May's Harvard Business Review article, "IT Doesn't Matter," argues that information technology is inevitably headed in the same direction as the railroads, the telegraph, electricity and the internal combustion engine. From a long-term standpoint (10-25 years) I tend to agree, but at its core this article's argument is too simplistic to be useful in the near-term.
Most importantly there is no mention of what form competitive advantage might take next, a discussion that is a primary focus of my forthcoming book, Brain Wave.
"All of these industrial technologies aged from their boom-time youth to become, in economic terms, ordinary factors of production, or "commodity inputs," the article noted. "From a strategic standpoint, they became invisible; they no longer mattered," wrote Nicholas G. Carr, editor at large of The Harvard Business Review. "That is exactly what is happening to information technology today."
IT will always matter, just as the wheel, railroads and electricity remain critical infrastructures underpinning the functioning of today's global economy. When a train brakes down it shuts down just-in-time supply chains. When a black out occurs entire cities stop dead in their tracks.
In fact, slight gradations in infrastructure stability will continue to drive the regional comparative advantage that companies rely on to stay on the cutting edge of competitive advantage. Just look at Singapore's meteoric rise over the past two decades and the competitive advantage companies accrued as a result of its heavy IT investment.
Using the history of techno-economic waves as his guide, Economist Brain Arthur suggests that the next 10-15 years will in fact witness a massive built out of the global IT infrastructure, albeit as Brad Delong notes, at lower profit margins. During this time new forms of IT competitive advantage will continue to emerge as IT adapts to humans rather than us having to adapt to it.
For instance, although not a punctuated leap in competitive advantage, social software has the potential to accrue significant value for companies that leverage its potential to accelerate innovation. In some industries, two product cycles can be the difference between corporate life and death.
For example, decreasing innovation cycle times in the pharmaceutical industry by 10% could slash years off product research, development and approval processes. When translated into revenue and market capitalization impacts, intelligent adoption of social software could significantly disrupt the balance of power in this multi-billion dollar industry. Who says IT competitive advantage is dead?

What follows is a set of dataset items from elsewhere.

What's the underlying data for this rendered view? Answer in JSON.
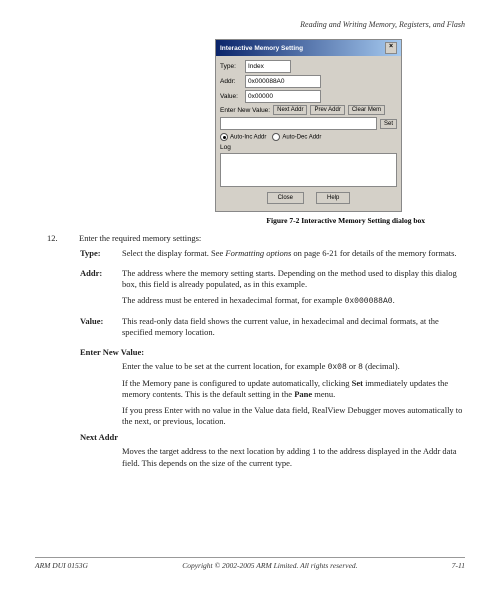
{
  "running_header": "Reading and Writing Memory, Registers, and Flash",
  "dialog": {
    "title": "Interactive Memory Setting",
    "type_label": "Type:",
    "type_value": "Index",
    "addr_label": "Addr:",
    "addr_value": "0x000088A0",
    "value_label": "Value:",
    "value_value": "0x00000",
    "enter_label": "Enter New Value:",
    "next_addr_btn": "Next Addr",
    "prev_addr_btn": "Prev Addr",
    "clear_mem_btn": "Clear Mem",
    "set_btn": "Set",
    "auto_inc": "Auto-Inc Addr",
    "auto_dec": "Auto-Dec Addr",
    "log_label": "Log",
    "close_btn": "Close",
    "help_btn": "Help"
  },
  "figure_caption": "Figure 7-2 Interactive Memory Setting dialog box",
  "step": {
    "num": "12.",
    "intro": "Enter the required memory settings:"
  },
  "fields": {
    "type": {
      "label": "Type:",
      "text1": "Select the display format. See ",
      "text1_ital": "Formatting options",
      "text1_tail": " on page 6-21 for details of the memory formats."
    },
    "addr": {
      "label": "Addr:",
      "text1": "The address where the memory setting starts. Depending on the method used to display this dialog box, this field is already populated, as in this example.",
      "text2": "The address must be entered in hexadecimal format, for example ",
      "text2_mono": "0x000088A0",
      "text2_tail": "."
    },
    "value": {
      "label": "Value:",
      "text1": "This read-only data field shows the current value, in hexadecimal and decimal formats, at the specified memory location."
    }
  },
  "enter_new": {
    "heading": "Enter New Value:",
    "p1a": "Enter the value to be set at the current location, for example ",
    "p1_mono1": "0x08",
    "p1b": " or ",
    "p1_mono2": "8",
    "p1c": " (decimal).",
    "p2a": "If the Memory pane is configured to update automatically, clicking ",
    "p2_bold": "Set",
    "p2b": " immediately updates the memory contents. This is the default setting in the ",
    "p2_bold2": "Pane",
    "p2c": " menu.",
    "p3": "If you press Enter with no value in the Value data field, RealView Debugger moves automatically to the next, or previous, location."
  },
  "next_addr": {
    "heading": "Next Addr",
    "p1": "Moves the target address to the next location by adding 1 to the address displayed in the Addr data field. This depends on the size of the current type."
  },
  "footer": {
    "left": "ARM DUI 0153G",
    "center": "Copyright © 2002-2005 ARM Limited. All rights reserved.",
    "right": "7-11"
  }
}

More importantly, increasing IT efficiency remains critically important if the supporting infrastructure for the next form of competitive advantage is to arise. As Charles Delisi mentioned at a Santa Fe Institute meeting, "there is no way the past ten years of advances in genomics would have been possible without the computational capabilities brought forth by the microchip."
Imagine if electricity efficiency remained at 1920's levels, would microchips; cell phones or the Internet even be possible? Just as electricity efficiency still matters, so too will IT for some time to come.